Junior A: Lacrosse Growing in Ontario30 de Mayo de 2021 a las 21:22
Photo courtesy of OJALL
Article by Gary Groob IG: @ggroob
Columnist and Co-Host at Spanglish Sports World and Spanglish World Network
TORONTO. - Back in January of 2021, the Junior Lacrosse scene in Ontario got shook up like it's never been shook before. The Six Nations Arrows made a bold announcement that it would no longer play in the Ontario Junior A Lacrosse League (OJALL) but move to the brand-new Tewaaraton Lacrosse League (TLL) as it is inaugural team.
One big reason for the move was the failed vote to increase the eligibility rule in OJALL to 22 years old.
Since that announcement, the league has grown to four teams, with players eligible to play between the ages of 18-22.
A little background
Ontario Junior A Lacrosse League...
The OJALL has been operating in Ontario since 1933, sanctioned by the Ontario Lacrosse Association. It is an 11-team league wherein the top 8 go to the playoffs and battle it out for top spot in Ontario. The playoff Champion moves on to compete for the National Championship — the Minto Cup.
Played in the same form as Major Series Lacrosse (who compete for the Mann Cup), the league plays with different rules from the National Lacrosse League (NLL). No centre line, Nets are smaller than the NLL, goalies use smaller wood sticks, as well as three 20-minute periods instead of four 15-minute quarters to name some differences in the game. This has been THE place for juniors wanting to make the NLL to play in Ontario and is widely considered the most competitive junior men’s box lacrosse league in the world.
The Tewaaraton Lacrosse League (TLL)...
This league took a different approach on how to run its hierarchy.
From the TLL website...
“One question people ask quite often is what makes the TLL different from the other lacrosse leagues? There are several aspects that need to be looked at to answer that question” TLL President Lewis Staats said. “The one that was put to action first by the TLL, was to form the Leadership Circle of Excellence. The Leadership is not just a group of people with prominent names. These individuals are all contributing to the start up of our major junior lacrosse league.”
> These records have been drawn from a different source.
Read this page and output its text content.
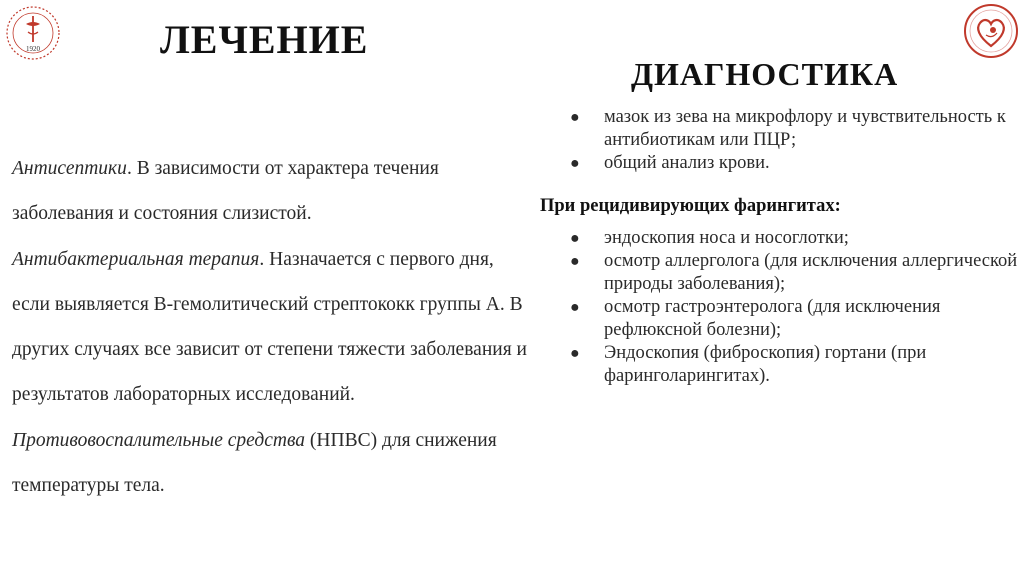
1920	ЛЕЧЕНИЕ
ДИАГНОСТИКА

Антисептики. В зависимости от характера течения заболевания и состояния слизистой.

Антибактериальная терапия. Назначается с первого дня, если выявляется В-гемолитический стрептококк группы А. В других случаях все зависит от степени тяжести заболевания и результатов лабораторных исследований.

Противовоспалительные средства (НПВС) для снижения температуры тела.

● мазок из зева на микрофлору и чувствительность к антибиотикам или ПЦР;
● общий анализ крови.
При рецидивирующих фарингитах:
● эндоскопия носа и носоглотки;
● осмотр аллерголога (для исключения аллергической природы заболевания);
● осмотр гастроэнтеролога (для исключения рефлюксной болезни);
● Эндоскопия (фиброскопия) гортани (при фаринголарингитах).
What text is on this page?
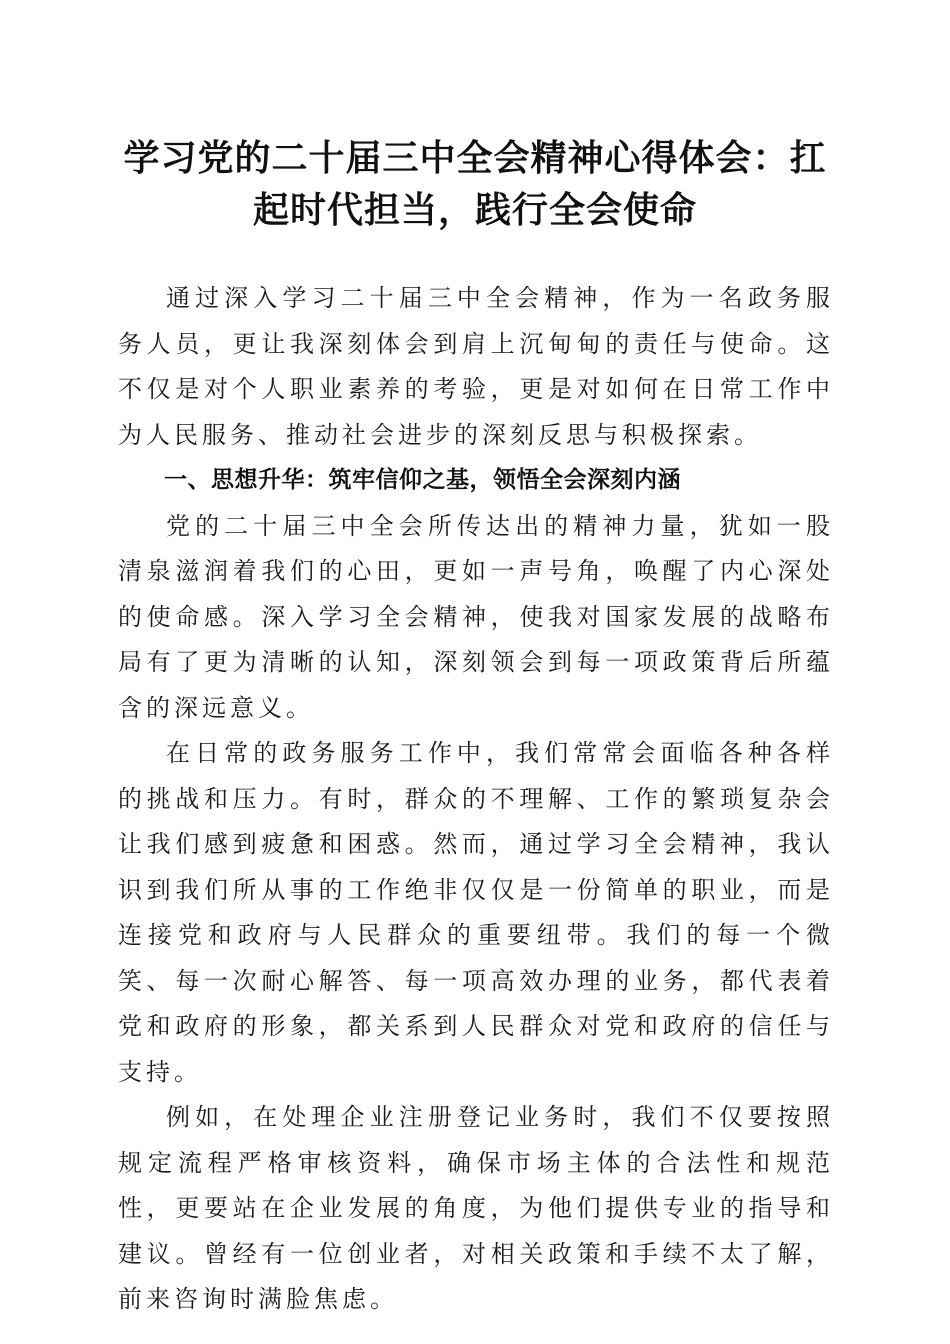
学习党的二十届三中全会精神心得体会：扛起时代担当，践行全会使命

通过深入学习二十届三中全会精神，作为一名政务服务人员，更让我深刻体会到肩上沉甸甸的责任与使命。这不仅是对个人职业素养的考验，更是对如何在日常工作中为人民服务、推动社会进步的深刻反思与积极探索。

一、思想升华：筑牢信仰之基，领悟全会深刻内涵

党的二十届三中全会所传达出的精神力量，犹如一股清泉滋润着我们的心田，更如一声号角，唤醒了内心深处的使命感。深入学习全会精神，使我对国家发展的战略布局有了更为清晰的认知，深刻领会到每一项政策背后所蕴含的深远意义。

在日常的政务服务工作中，我们常常会面临各种各样的挑战和压力。有时，群众的不理解、工作的繁琐复杂会让我们感到疲惫和困惑。然而，通过学习全会精神，我认识到我们所从事的工作绝非仅仅是一份简单的职业，而是连接党和政府与人民群众的重要纽带。我们的每一个微笑、每一次耐心解答、每一项高效办理的业务，都代表着党和政府的形象，都关系到人民群众对党和政府的信任与支持。

例如，在处理企业注册登记业务时，我们不仅要按照规定流程严格审核资料，确保市场主体的合法性和规范性，更要站在企业发展的角度，为他们提供专业的指导和建议。曾经有一位创业者，对相关政策和手续不太了解，前来咨询时满脸焦虑。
Each member of the Leadership Circle of Excellence has been actively involved in all aspects of getting the TLL off the ground. They participate fully in all the planning meetings that continue to take place. Ted Nolan and Claudia Jimerson both bring unique points of view on diversity and inclusion which are pillars of the league. Garrett Ball has been instrumental in the legal structuring of the TLL and advising on the financial framework and league policies as well. Rob Francis is focused on the overall health and safety protocols and policies that will be adopted and used by the TLL. Curt Styres has agreed to join the Leadership Circle to provide his insights on the roots of lacrosse and assist the league’s owners using his experience as an NLL owner.
This league is designed to play with the same rules as the NLL, with the idea that it would be easier for the player to transition to the next level without having to adjust to a different set of rules.
Can the two leagues survive in Ontario simultaneously without watering down the product?
The game is growing leaps and bounds every year, and the more places to land with solid organizations, and top-notch coaches, can only help develop more mature, skilled players to get to their goal...the NLL.
Neither league will be able to get complacent with their rules or governing, and again the benefactors will be the players.
Traditionalists will say that winning the Minto Cup is the "be all, end all" to playing junior lacrosse, but in this day and age, maybe being more prepared for a career in the NLL can be more beneficial to today's player.